Soudain, l’ensemble des pays occidentaux, États-Unis compris, prirent conscience des limites de leurs propres industries de défense, et surtout de la manière dont celle-ci avait évolué et s’était adaptée aux contraintes budgétaires et à l’inconstance des programmes de défense ces 30 dernières années.

De fait, aujourd’hui, aux États-Unis comme en Europe, d’importants efforts sont entamés, ou demandés à l’industrie de défense, pour que cette dernière se réorganise, et retrouve la dynamique et le tempo qui étaient les siens dans les années 70 et 80.
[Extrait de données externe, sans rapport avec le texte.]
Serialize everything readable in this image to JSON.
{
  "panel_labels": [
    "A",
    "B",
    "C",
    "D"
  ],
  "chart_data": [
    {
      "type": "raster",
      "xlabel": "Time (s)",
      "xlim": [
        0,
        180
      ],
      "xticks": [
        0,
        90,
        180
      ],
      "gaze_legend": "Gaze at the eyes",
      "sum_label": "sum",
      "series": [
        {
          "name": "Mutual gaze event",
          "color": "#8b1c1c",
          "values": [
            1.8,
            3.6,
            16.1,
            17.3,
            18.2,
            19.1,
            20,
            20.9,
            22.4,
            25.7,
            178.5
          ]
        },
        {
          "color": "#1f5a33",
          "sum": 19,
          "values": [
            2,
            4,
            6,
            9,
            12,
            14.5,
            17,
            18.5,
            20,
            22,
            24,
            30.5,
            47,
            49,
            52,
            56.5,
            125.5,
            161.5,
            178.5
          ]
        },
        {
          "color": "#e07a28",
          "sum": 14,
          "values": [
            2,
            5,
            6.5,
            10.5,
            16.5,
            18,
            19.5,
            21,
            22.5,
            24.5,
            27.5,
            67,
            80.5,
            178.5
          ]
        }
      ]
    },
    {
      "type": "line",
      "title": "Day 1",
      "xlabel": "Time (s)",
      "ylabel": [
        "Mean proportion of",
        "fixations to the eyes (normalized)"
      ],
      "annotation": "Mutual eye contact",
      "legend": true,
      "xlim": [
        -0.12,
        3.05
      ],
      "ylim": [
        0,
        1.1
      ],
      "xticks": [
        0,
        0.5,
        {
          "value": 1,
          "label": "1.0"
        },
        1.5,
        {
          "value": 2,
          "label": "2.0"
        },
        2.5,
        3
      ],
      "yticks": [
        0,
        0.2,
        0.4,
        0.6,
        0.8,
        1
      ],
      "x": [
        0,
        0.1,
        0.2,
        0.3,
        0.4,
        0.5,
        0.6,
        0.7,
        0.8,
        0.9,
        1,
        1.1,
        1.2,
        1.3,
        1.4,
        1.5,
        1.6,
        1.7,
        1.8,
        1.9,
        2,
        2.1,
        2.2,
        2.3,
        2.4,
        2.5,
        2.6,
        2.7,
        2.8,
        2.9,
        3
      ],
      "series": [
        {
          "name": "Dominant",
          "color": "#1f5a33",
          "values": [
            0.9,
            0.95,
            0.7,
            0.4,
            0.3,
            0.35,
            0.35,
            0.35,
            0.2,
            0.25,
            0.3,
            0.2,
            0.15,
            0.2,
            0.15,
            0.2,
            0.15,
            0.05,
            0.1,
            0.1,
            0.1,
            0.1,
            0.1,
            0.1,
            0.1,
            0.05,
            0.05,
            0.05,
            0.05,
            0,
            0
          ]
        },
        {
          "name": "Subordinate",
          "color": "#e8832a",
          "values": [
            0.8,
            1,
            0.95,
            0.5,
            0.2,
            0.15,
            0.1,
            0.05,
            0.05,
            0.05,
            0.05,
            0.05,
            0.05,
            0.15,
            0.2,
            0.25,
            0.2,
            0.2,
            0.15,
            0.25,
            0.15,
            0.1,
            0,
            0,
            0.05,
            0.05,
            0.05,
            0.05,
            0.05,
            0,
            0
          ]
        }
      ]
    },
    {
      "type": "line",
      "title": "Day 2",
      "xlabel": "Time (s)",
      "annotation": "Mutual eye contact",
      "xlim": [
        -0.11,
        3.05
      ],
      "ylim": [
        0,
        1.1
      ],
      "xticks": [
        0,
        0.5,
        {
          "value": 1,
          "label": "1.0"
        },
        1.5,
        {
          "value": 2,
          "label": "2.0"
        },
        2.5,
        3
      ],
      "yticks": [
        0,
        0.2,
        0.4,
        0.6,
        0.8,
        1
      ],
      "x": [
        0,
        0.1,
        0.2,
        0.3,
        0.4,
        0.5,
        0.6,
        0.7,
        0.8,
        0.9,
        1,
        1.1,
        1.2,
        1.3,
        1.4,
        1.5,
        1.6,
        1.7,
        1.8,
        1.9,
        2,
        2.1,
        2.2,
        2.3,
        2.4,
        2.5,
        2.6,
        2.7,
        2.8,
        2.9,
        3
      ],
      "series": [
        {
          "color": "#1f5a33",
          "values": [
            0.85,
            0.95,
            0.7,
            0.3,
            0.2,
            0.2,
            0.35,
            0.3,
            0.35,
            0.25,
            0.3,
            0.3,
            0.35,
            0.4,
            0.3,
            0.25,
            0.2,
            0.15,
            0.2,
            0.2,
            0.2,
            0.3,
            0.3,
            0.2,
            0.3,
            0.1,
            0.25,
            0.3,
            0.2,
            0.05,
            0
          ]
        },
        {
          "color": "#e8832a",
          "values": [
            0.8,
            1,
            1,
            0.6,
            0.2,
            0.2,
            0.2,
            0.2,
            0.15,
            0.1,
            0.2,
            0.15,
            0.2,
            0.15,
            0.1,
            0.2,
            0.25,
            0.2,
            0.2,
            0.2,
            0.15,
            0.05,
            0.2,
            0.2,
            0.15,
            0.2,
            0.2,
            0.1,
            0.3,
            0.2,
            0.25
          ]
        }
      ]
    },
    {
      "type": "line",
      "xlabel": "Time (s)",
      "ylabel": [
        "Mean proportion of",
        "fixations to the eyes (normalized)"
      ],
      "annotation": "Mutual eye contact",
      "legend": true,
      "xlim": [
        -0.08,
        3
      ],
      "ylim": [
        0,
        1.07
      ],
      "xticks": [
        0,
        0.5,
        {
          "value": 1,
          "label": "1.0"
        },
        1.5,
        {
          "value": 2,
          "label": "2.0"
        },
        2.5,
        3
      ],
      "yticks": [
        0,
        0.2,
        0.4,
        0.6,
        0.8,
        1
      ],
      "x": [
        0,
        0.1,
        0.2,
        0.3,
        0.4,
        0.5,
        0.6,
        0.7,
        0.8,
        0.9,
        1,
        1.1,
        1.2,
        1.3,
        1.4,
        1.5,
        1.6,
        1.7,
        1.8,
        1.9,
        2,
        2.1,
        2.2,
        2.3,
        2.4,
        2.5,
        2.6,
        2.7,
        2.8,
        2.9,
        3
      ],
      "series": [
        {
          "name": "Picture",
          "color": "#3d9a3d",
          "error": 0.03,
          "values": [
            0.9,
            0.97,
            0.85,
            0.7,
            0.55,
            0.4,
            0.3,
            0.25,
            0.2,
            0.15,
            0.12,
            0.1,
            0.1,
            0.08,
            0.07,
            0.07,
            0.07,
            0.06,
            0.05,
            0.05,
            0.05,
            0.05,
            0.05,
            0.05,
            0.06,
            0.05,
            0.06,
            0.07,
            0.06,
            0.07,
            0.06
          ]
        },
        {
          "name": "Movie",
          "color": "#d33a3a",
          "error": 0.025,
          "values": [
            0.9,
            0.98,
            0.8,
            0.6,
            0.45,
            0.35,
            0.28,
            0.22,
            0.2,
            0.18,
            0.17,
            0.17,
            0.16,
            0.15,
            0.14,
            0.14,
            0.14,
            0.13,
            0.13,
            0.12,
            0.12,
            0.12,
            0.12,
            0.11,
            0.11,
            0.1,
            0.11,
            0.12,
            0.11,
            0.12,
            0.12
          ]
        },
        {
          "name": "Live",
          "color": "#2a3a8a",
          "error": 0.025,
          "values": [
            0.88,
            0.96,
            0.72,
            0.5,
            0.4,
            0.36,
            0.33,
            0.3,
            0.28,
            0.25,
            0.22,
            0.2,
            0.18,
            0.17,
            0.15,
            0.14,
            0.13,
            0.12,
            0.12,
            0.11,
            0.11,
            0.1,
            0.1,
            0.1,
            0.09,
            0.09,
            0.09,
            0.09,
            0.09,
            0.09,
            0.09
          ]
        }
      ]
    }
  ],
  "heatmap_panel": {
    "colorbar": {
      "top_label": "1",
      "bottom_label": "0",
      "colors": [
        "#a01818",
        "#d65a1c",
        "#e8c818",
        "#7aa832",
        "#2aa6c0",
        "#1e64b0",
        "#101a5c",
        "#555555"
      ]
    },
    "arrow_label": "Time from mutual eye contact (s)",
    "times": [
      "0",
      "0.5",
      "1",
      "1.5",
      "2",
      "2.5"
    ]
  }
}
On peut notamment le percevoir très nettement dans la nouvelle « Économie de Guerre » développée dans la Loi de Programmation française 2024-2030 qui vient d’être rendue publique, mais également dans le super programme Zeitenwende allemand, ou dans le nouveau budget 2024 en cours d’élaboration à Washington.

Au-delà des aspects purement budgétaires et programmatiques, on peut identifier trois axes majeurs d’évolution visés par les planificateurs occidentaux pour leur industrie de défense. Le premier de ces aspects repose sur l’augmentation ou l’accélération des cadences de production, ainsi que la sécurisation de ces capacités productives, de sorte à en garantir le fonctionnement quelles que soient les évolutions du contexte international.

Le second volet requiert une évolution plus profonde de la stratégie industrielle actuellement appliquée, de sorte à produire des équipements moins contraints, mais également d’adapter la doctrine industrielle aux nouvelles relations internationales tendues.

Le troisième et dernier impératif demande aux industriels de retrouver la dynamique d’innovation qui était la leur dans les années 70 et 80, au-delà des seuls programmes d’état. Dans cet article, nous étudierons chacun de ces aspects tant en matière de perspectives que de contraintes et d’applicabilités.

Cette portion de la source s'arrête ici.